В этот день боцман Джон Кэмпбелл понесет свой живой глаз покупателю — американскому одноглазому мистеру. Боцману даже не дадут обычных двадцати тысяч долларов: его глаз ненадежен. Боцман получит лишь полцены и будет долго умолять доктора Меджиссона уступить тысячу долларов за лечение… И Меджиссон уступит, взяв с Джона Кэмпбелла подписку о том, что ввиду неизученности "мраморной болезни", он, Джон Кэмпбелл, не будет возбуждать судебного дела против профессора Меджиссона, если ему, Меджиссону, по прошествии одного года и после применения всех известных средств не удастся вылечить вышеупомянутого боцмана Джона Кэмпбелла.
Но все это будет днем.
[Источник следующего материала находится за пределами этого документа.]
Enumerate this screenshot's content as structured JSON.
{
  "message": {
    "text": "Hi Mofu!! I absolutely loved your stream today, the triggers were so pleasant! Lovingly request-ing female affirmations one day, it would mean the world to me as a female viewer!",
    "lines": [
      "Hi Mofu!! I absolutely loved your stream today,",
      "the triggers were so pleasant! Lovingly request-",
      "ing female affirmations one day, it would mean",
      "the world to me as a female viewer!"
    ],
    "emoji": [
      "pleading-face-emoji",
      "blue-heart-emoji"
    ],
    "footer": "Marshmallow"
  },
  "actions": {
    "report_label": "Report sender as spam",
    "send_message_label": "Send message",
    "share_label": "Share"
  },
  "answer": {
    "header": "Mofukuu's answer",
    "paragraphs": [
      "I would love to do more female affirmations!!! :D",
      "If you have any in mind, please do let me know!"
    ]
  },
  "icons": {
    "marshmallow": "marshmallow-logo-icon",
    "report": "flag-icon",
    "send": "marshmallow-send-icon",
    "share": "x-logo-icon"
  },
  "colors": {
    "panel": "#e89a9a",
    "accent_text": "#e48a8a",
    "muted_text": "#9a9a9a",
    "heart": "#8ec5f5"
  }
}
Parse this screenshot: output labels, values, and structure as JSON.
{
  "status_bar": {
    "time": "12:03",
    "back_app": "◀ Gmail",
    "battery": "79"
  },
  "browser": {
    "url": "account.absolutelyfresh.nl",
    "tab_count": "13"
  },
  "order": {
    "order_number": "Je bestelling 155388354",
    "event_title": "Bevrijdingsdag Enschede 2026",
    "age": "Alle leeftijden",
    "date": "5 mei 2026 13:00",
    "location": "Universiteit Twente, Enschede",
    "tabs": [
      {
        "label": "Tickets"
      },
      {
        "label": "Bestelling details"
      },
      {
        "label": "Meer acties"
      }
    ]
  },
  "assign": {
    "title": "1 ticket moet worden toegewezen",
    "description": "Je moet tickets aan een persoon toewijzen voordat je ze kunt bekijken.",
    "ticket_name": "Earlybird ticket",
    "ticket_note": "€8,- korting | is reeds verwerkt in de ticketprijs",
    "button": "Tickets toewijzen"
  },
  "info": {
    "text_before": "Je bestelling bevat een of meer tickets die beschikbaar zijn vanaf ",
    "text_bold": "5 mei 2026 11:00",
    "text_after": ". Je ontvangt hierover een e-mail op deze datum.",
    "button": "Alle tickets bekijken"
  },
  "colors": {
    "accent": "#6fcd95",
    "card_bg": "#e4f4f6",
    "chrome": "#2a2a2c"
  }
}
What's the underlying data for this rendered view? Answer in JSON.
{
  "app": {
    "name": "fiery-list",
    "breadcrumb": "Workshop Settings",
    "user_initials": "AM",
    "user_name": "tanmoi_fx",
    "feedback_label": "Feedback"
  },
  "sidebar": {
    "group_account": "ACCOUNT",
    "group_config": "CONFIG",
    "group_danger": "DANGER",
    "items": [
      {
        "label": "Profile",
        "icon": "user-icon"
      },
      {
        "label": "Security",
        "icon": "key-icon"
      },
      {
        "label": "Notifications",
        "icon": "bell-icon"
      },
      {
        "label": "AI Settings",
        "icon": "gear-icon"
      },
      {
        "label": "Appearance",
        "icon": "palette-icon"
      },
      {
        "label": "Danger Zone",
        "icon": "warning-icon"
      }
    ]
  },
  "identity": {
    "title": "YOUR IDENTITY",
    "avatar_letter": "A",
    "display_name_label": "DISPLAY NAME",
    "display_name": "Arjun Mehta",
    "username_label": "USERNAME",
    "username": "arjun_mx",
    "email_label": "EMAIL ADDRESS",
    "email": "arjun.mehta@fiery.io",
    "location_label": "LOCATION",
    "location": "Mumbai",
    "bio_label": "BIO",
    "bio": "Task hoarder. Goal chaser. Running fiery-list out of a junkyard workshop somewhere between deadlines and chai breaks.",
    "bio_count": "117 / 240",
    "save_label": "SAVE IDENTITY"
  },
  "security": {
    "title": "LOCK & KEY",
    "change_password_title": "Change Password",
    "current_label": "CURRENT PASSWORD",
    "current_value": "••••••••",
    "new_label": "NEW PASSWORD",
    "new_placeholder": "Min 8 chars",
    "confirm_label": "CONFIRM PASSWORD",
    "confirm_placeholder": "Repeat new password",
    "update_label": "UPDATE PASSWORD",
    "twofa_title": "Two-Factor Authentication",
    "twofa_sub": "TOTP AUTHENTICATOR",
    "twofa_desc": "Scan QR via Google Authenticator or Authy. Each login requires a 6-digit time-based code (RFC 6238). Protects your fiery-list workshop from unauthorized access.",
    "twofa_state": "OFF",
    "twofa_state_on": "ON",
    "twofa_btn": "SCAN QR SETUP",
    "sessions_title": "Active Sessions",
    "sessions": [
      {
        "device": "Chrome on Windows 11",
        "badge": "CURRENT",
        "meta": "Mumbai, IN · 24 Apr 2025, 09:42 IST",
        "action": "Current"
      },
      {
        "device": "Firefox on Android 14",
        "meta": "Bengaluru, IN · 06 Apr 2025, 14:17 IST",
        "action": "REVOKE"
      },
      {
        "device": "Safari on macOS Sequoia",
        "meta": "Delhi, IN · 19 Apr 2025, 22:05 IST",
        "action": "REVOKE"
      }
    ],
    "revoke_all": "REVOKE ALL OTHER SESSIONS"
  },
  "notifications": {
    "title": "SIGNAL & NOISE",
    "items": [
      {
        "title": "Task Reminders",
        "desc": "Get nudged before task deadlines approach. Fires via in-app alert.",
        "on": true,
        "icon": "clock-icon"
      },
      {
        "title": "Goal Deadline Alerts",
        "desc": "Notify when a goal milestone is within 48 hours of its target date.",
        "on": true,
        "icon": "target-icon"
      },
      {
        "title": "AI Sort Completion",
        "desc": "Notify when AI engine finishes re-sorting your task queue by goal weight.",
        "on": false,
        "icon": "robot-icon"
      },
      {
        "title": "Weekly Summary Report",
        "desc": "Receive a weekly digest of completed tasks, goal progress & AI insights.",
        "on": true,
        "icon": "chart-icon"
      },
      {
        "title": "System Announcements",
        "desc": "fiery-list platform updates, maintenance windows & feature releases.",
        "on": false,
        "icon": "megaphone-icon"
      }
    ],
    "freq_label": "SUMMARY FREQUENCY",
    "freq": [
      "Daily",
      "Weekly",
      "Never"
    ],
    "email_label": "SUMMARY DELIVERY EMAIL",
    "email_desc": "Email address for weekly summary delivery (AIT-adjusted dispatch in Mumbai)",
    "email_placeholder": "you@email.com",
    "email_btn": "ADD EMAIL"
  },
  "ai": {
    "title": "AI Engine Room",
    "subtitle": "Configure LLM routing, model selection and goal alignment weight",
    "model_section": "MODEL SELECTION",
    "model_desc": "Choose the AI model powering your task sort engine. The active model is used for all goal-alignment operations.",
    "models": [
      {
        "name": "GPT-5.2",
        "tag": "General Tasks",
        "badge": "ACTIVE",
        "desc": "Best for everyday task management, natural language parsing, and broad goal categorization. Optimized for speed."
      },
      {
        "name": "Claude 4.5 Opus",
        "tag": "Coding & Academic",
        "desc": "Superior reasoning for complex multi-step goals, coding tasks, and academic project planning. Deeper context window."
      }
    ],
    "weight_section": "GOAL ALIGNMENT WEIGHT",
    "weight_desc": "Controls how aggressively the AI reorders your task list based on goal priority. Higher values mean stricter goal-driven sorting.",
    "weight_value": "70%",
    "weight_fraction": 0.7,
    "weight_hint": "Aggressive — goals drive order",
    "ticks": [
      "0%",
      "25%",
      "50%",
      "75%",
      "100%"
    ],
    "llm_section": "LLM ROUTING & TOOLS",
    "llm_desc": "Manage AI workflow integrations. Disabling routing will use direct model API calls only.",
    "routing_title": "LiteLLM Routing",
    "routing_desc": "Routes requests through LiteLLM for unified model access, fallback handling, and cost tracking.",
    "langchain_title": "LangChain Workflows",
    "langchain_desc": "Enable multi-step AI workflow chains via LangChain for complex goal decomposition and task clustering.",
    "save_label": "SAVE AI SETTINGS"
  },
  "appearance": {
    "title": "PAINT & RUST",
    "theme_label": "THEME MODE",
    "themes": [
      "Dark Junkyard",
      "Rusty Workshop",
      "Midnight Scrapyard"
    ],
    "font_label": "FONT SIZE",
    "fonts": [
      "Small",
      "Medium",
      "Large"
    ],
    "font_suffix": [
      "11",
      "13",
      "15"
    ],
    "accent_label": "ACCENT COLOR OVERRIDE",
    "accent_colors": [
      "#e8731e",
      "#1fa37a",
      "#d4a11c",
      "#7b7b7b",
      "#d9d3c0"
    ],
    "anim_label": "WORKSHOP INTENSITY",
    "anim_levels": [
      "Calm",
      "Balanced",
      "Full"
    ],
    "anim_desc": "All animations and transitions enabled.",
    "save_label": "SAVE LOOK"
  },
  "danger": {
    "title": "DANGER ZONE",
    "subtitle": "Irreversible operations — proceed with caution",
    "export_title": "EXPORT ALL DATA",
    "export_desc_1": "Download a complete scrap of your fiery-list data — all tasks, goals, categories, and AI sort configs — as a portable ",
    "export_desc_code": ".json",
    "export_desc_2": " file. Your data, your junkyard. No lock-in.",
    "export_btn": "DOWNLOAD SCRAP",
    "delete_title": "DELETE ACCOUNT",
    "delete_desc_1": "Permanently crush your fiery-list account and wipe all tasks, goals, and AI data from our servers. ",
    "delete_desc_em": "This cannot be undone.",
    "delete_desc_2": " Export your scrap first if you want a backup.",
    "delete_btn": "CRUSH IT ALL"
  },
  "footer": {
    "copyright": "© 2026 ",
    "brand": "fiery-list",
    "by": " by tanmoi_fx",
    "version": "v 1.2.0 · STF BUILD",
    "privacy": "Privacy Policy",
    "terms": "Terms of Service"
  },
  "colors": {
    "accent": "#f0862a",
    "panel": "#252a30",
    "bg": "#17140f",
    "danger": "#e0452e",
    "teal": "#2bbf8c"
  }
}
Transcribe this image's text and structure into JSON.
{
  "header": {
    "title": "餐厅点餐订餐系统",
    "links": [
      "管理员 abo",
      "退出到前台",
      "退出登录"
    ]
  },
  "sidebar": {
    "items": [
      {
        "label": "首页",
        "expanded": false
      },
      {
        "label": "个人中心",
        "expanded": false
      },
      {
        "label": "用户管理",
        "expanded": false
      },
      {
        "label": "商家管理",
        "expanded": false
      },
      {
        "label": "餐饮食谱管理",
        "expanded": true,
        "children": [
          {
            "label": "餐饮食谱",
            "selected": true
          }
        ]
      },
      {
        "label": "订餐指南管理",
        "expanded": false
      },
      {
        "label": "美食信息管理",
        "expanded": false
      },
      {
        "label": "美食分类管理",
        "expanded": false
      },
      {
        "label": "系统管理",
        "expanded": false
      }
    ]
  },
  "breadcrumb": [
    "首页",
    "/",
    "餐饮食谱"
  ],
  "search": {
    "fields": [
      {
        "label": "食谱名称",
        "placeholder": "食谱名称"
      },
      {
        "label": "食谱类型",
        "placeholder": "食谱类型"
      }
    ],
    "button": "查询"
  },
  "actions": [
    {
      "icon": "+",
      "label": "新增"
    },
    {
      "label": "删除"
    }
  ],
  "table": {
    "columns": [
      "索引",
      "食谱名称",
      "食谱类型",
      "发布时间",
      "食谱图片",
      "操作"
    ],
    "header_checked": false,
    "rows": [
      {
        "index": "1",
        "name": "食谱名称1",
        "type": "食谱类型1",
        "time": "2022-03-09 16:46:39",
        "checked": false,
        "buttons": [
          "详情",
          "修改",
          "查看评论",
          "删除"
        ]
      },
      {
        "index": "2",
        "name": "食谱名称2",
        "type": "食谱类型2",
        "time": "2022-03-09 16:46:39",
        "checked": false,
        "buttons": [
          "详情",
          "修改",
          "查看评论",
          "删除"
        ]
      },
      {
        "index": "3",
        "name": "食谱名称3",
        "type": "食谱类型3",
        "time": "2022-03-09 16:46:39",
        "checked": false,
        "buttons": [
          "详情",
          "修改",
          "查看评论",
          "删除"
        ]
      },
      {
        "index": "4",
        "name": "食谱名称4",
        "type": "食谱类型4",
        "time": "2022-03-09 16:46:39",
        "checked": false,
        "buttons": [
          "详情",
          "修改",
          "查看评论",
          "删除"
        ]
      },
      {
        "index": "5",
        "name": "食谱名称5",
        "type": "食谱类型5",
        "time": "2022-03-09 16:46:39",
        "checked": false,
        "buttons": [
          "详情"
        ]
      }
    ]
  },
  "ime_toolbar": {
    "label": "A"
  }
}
А сейчас, в предрассветных сумерках, Лондон все еще тих и молчалив, а боцману Кэмпбеллу на холодном тротуаре снится чудесный сон.
Глава XV
Вечером десятого октября Степана Рогова вызвали на визефонный пункт. Карпов высказал предположение, что вызывает профессор Кривцов: в Москве у Степана знакомых не было.
Ровно в двадцать два тридцать, как указано было в извещении, на двери девятой кабины зажглись буквы: "Москва- по вызову № 44–12", и Степан с Колей поспешили к визефону.
Кабина была почти пуста. Не было аппарата, не было телефонной трубки. На столике у стены виднелась небольшая черная кнопка да врезанный в стену тускло поблескивал стеклянный экран. Неярко горела настольная лампа под темным козырьком.
Но вот Степан нажал кнопку, и экран вспыхнул золотистым светом. По нему быстро пробежали разноцветные тени, остановились… И вот уже виден столик, на столике лежит портфель и шляпа и над всем этим — рука. Степан сразу узнал — это была рука профессора Кривцова. А вот появился он сам, и в тот же момент в кабине послышался его голос:
— Ну, здравствуй, Степан! Э, да ты не один? А ну-ка подвинься, — кто там с тобой? А, здравствуй, Коля! И как вам не совестно: открыли вирус Иванова, а я об этом должен узнавать от профессора Ивлева.
Голос звучал настолько естественно, что и Степан, и Николай машинально повернули головы, как бы желая удостовериться, что профессор не прячется за матерчатой обивкой стены.
Профессор Кривцов захохотал:
— Друзья, не вертите головами! Ведь это установка объемного звука. Вот что, Степан, наклонись ко мне, я выдеру тебя за уши!.. — Он протянул руку вперед, и Степан с Колей испытали ощущение, что рука отделяется от экрана, выходит в воздух, тянется к их волосам. Изображение было также объемным.